Au XVIIe siècle, Rabelais est le père de cette littérature naïve et franche de Molière et de La Fontaine. Tous trois immortels et bons génies, les plus vraiment français que nous ayons, jetant sur la pauvre nature humaine un demi-sourire de bonhomie et d’analyse, francs, libres, dégagés d’allures, hommes s’il en fut dans tout le sens du mot, tous trois insouciants des philosophes, des sectes, des religions, ils sont de la religion de l’homme, et celle-là, ils la connaissent. Ils l’ont retournée et analysée, disséquée, l’un dans des romans, avec de grosses obscénités, des rires, des blasphèmes; l’autre au théâtre, dans ce dialogue si habilement coupé, si savamment vrai, si naïvement sublime, plus philosophe avec son simple rire de Mascarille, avec le bon sens de Philinte ou la bile d’Alceste, que tous les philosophes depuis qu’il y en a; et l’autre, enfin, avec ses fables pour les enfants, sa morale pour les hommes, avec son vers tout bonhomme et qui retombe sur l’autre vers, avec son mot, sa phrase, ce je ne sais quoi qui est le sublime, avec son sonnet cristallin, avec toutes ces perles de poésie qui lui font un si large et si resplendissant collier.
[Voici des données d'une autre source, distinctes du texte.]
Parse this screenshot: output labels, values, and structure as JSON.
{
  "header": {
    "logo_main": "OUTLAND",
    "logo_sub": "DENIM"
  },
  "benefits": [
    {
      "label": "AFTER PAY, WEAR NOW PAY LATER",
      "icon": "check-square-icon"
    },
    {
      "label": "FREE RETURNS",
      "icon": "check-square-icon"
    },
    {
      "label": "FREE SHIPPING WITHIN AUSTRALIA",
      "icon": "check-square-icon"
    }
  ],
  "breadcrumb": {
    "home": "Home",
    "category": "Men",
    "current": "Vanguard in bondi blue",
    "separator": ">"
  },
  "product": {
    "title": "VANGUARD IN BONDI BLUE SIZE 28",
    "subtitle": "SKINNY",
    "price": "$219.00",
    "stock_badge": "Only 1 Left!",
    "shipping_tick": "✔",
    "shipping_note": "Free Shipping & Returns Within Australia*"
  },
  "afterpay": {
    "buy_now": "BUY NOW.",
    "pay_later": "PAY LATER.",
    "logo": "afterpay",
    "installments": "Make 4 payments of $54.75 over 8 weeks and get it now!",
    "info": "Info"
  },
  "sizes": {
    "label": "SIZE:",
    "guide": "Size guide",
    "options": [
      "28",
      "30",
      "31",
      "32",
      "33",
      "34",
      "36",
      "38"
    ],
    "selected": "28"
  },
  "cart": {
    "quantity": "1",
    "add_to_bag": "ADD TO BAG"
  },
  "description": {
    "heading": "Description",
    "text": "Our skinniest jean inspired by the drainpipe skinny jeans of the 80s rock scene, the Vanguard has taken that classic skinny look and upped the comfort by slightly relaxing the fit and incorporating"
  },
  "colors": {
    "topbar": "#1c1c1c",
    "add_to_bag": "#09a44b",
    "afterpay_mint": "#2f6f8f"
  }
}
Mais déjà Rabelais est devenu le sujet d’étude, l’auteur favori de quelques rares esprits en dehors du mouvement général. Outre ceux que nous avons cités, La Bruyère le goûte et l’apprécie avec impartialité. Il n’est pas assez correct pour le goût scrupuleux de Boileau, pour la réserve et la pureté de Racine. Ce siècle prude, gouverné par Mme de Maintenon et si bien représenté dans l’anguleux et plat jardin de Versailles, avait déjà honte de cette littérature débraillée, bruyante, nue. Ce géant-là lui faisait peur. Il sentait bien qu’il se trouvait entre deux choses terribles pour lui: le XVIe siècle, qui avait donné Luther et Rabelais, et la Révolution, qui devait donner Mirabeau et Robespierre. Les démolisseurs de croyances avant, les démolisseurs de têtes après, deux abîmes au milieu desquels il se tenait guindé dans l’adoration de lui-même.